If you’re writing a paper for an instructor or institution that requires assignments to be written using APA Style, or if you’re planning to submit your article or manuscript to a journal or other publication that stipulates submissions utilize APA Style, then you likely don’t have a choice as to what set of style guidelines you use in your work.
With that being said, there are some distinct benefits to using APA Style.
1] APA Style will help to legitimize your work
APA Style is the most widely adopted set of guidelines for scholarly writing. In addition to the field of psychology (APA stands for American Psychological Association), APA Style is the standard across a broad range of disciplines.
It is used in the work of students and professionals in everything from nursing to social work, communications to education, business to engineering, and beyond. By employing APA Style in your own writing, you’re taking a big step toward legitimizing your work in academic and professional circles.
2] APA Style helps you improve the mechanics of your writing
The word “style” refers to a set of guidelines to ensure that written material is clearly and consistently presented, and in the case of APA Style, these guidelines are intended for scholarly work.
Mechanics include punctuation, spelling, capitalization, italics, abbreviations, lists, the various ways in which numbers are presented, statistical and mathematical copy, and the various ways to present equations.
While APA Style does not cover basic grammar rules, which can be learned from a more general resource like The Chicago Manual of Style, familiarizing yourself with and adhering to the APA guidelines will improve the quality of your scholarly work.
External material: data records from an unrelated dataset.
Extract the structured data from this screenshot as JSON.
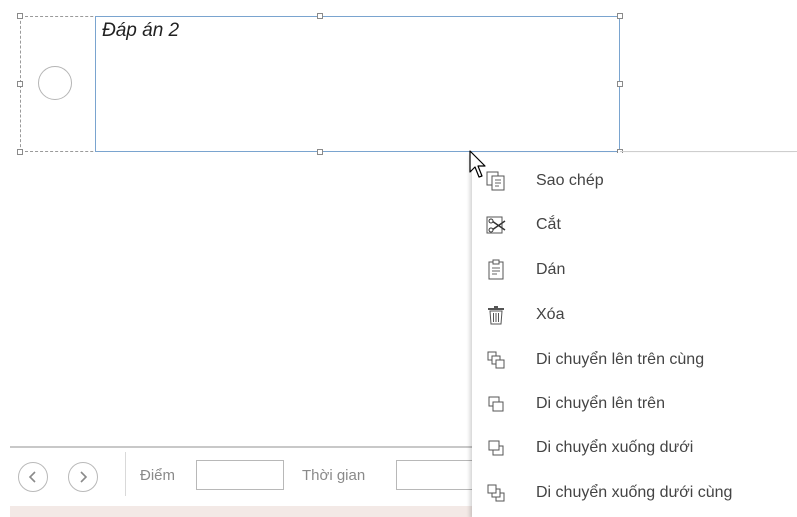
{
  "answer": {
    "label": "Đáp án 2"
  },
  "context_menu": {
    "items": [
      {
        "label": "Sao chép",
        "icon": "copy-icon"
      },
      {
        "label": "Cắt",
        "icon": "cut-icon"
      },
      {
        "label": "Dán",
        "icon": "paste-icon"
      },
      {
        "label": "Xóa",
        "icon": "delete-icon"
      },
      {
        "label": "Di chuyển lên trên cùng",
        "icon": "bring-to-front-icon"
      },
      {
        "label": "Di chuyển lên trên",
        "icon": "bring-forward-icon"
      },
      {
        "label": "Di chuyển xuống dưới",
        "icon": "send-backward-icon"
      },
      {
        "label": "Di chuyển xuống dưới cùng",
        "icon": "send-to-back-icon"
      }
    ]
  },
  "bottom_bar": {
    "prev_icon": "chevron-left-icon",
    "next_icon": "chevron-right-icon",
    "score_label": "Điểm",
    "score_value": "",
    "time_label": "Thời gian",
    "time_value": ""
  }
}
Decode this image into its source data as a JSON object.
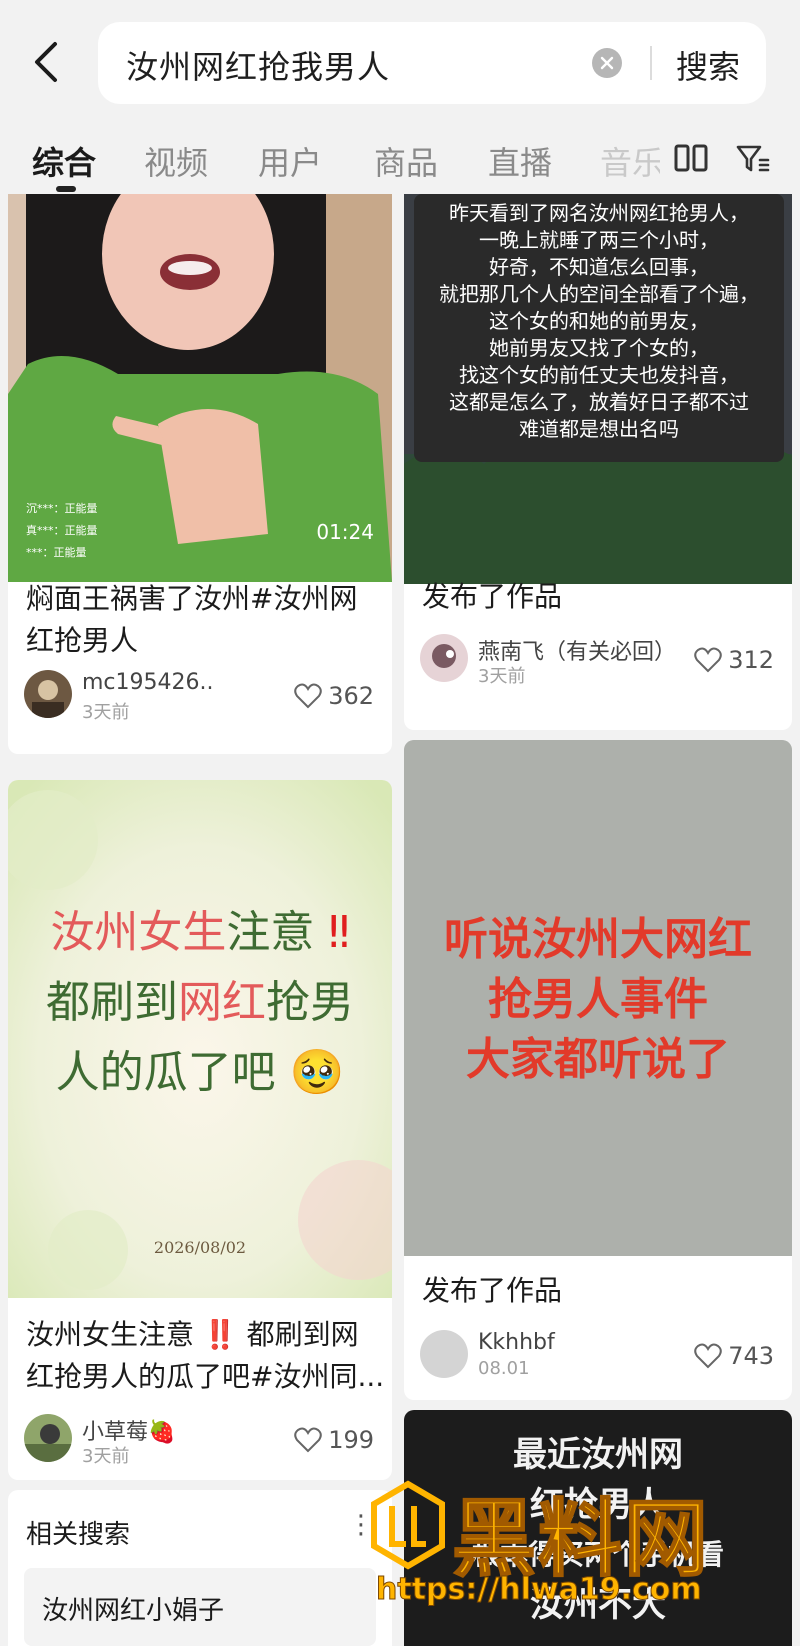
{
  "search": {
    "query": "汝州网红抢我男人",
    "button": "搜索"
  },
  "tabs": [
    "综合",
    "视频",
    "用户",
    "商品",
    "直播",
    "音乐"
  ],
  "cards": [
    {
      "title_line1": "焖面王祸害了汝州#汝州网",
      "title_line2": "红抢男人",
      "author": "mc195426..",
      "time": "3天前",
      "likes": "362",
      "duration": "01:24",
      "comments": [
        "沉***：正能量",
        "真***：正能量",
        "***：正能量"
      ]
    },
    {
      "overlay": [
        "昨天看到了网名汝州网红抢男人，",
        "一晚上就睡了两三个小时，",
        "好奇，不知道怎么回事，",
        "就把那几个人的空间全部看了个遍，",
        "这个女的和她的前男友，",
        "她前男友又找了个女的，",
        "找这个女的前任丈夫也发抖音，",
        "这都是怎么了，放着好日子都不过",
        "难道都是想出名吗"
      ],
      "title": "发布了作品",
      "author": "燕南飞（有关必回）",
      "time": "3天前",
      "likes": "312"
    },
    {
      "poster_line1a": "汝州女生",
      "poster_line1b": "注意",
      "poster_line2a": "都刷到",
      "poster_line2b": "网红",
      "poster_line2c": "抢男",
      "poster_line3": "人的瓜了吧",
      "poster_date": "2026/08/02",
      "title_line1": "汝州女生注意 ‼️ 都刷到网",
      "title_line2": "红抢男人的瓜了吧#汝州同...",
      "author": "小草莓🍓",
      "time": "3天前",
      "likes": "199"
    },
    {
      "poster": [
        "听说汝州大网红",
        "抢男人事件",
        "大家都听说了"
      ],
      "title": "发布了作品",
      "author": "Kkhhbf",
      "time": "08.01",
      "likes": "743"
    }
  ],
  "related": {
    "title": "相关搜索",
    "items": [
      "汝州网红小娟子"
    ]
  },
  "card5": {
    "poster": [
      "最近汝州网",
      "红抢男人",
      "根本得买两个手机看",
      "汝州不大"
    ]
  },
  "watermark": {
    "brand": "黑料网",
    "url": "https://hlwa19.com"
  }
}
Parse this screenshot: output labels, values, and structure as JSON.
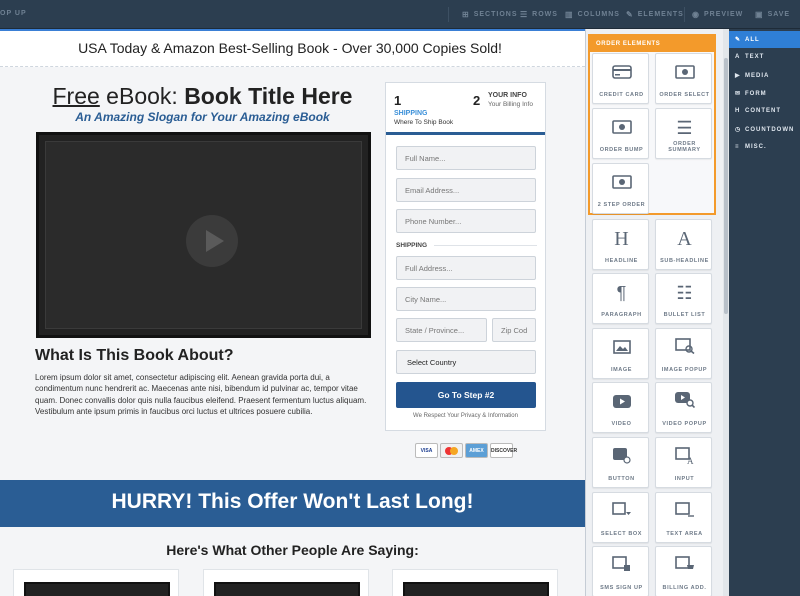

3] APA Style makes it easier for readers to comprehend your work
Making your writing clearer and more effective by improving your mechanics through the use of APA Style gives your readers the ability to comprehend your work with the fewest possible distractions.
Spelling and grammar errors, while they may seem minor, detract from your argument by drawing your readers’ focus away from the points you’re trying to make.
Many scholarly writers lack either the time or the confidence in their own ability to catch all the various potential errors that may arise in their work.
Luckily, there are professional APA editing services like Top Tier Editing, which employs expert APA editors who can help polish your work and make it shine before you submit it.
4] APA Style promotes further research on your subject
In addition to helping you make your writing itself more effective, APA Style gives you a universal set of tools for organizing your work in a clean and cohesive way. This allows readers to quickly and easily find the most important elements of your work, or the elements of your work that are most relevant for their purposes.
This convenience encourages the ongoing use of your work as a resource. By disclosing essential information in a coherent and logical way, crediting your sources appropriately, and laying out your work predictably and consistently, all of which APA Style encourages, you give your readers the tools needed to further evaluate your findings.
If you use APA Style to effectively describe the details of the process of your study and present your data in a clear and engaging manner, it gives other researchers the ability to replicate and expand upon your study to gain further insight and advance the discussion.
5] APA Style helps you avoid bias in your writing
More than ever, it’s essential for writers to keep bias out of their work. The 7th edition of the Publication Manual of the American Psychological Association defines bias as “the implied or irrelevant evaluation of the group or groups [a writer is] writing about” (APA, 2019, 5, p. 131).
Along with most modern organizations, the APA is committed to fairness for all individuals and groups in the advancement of scientific discussion.
By learning and adhering to APA Style, writers can better understand how to avoid “perpetuating demeaning attitudes” and “constructions that might imply prejudicial beliefs or perpetuate biased assumptions against persons on the basis of age, disability, gender, participation in research, racial or ethnic identity, sexual orientation, socioeconomic status, or some combination of these or other personal factors (e.g., marital status, immigration status, religion)” (APA, 2019, 5, p. 131). APA Style teaches writers to use language that is inclusive.